I have a small collection, which would be larger if I didn’t keep giving copies away to small people—although I’ve noticed many of the kids in my life are getting to that Heidi age and may not return to the pleasure of PBs for another few decades.
All of this to say, my most recent (truly) gemmish discovery is The Sound of Colors, by Jimmy Liao, a Taiwanese writer and artist who embraces the small in life and makes it expandable enough for all ages.
The story is about a nameless girl in a nameless place who is going blind and finds her way, through the dark tunnels of a subway system (what a strangely perfect vehicle), back to colour and light and life. And then back underground. The degree of actual darkness or light around her not much mattering, she realizes—it’s what she ‘sees’/hears/feels/carries within her as memory and sensation that makes all the difference.
The ‘paintings’ are beautiful—packed subway cars in primary colours, box cars painted with Matisse dancers, bright geometrics, giant green mazes (that “if you look hard enough, there’s always a way out“), elephants in apple printed capes, whales for sleeping on, a caged crescent moon—all this and more juxtaposed with the real world of grocers and traffic and mobs of people.
Then there’s the text:
“Trains rumble and clank and rush past me.
Which is the right one?
It’s easy to get lost underground.
I wonder where I am and where I’m going
and if I’m getting closer to what I’m searching for.

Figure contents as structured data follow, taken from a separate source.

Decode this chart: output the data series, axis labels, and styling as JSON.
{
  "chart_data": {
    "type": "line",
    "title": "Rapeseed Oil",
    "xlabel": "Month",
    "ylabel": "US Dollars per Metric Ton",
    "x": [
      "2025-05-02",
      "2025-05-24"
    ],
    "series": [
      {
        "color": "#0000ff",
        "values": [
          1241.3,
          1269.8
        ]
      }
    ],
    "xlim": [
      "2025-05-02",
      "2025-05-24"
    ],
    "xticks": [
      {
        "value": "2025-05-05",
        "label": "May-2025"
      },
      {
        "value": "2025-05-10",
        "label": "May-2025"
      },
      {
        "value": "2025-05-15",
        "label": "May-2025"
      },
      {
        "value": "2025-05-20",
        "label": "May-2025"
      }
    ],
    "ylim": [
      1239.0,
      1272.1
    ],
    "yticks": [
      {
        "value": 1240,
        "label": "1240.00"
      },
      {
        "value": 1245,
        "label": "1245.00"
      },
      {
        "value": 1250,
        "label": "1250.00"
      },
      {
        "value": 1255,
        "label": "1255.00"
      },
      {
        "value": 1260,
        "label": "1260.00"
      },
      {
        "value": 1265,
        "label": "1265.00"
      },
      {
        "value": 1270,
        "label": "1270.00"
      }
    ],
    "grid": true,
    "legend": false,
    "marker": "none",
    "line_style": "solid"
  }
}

A little boy asks me how to get home.
“I’m looking, too,” I tell him.
Home is the place where everything I’ve lost
is waiting patiently for me to find my way back.”
And that’s just a tiny slice of the middle.
I’m not sure the kids I know are the right age for this book at the moment—they’re in that awkward stage of being both too old and too young at the same time.
Fortunately, I do know a few adults who’ll love it.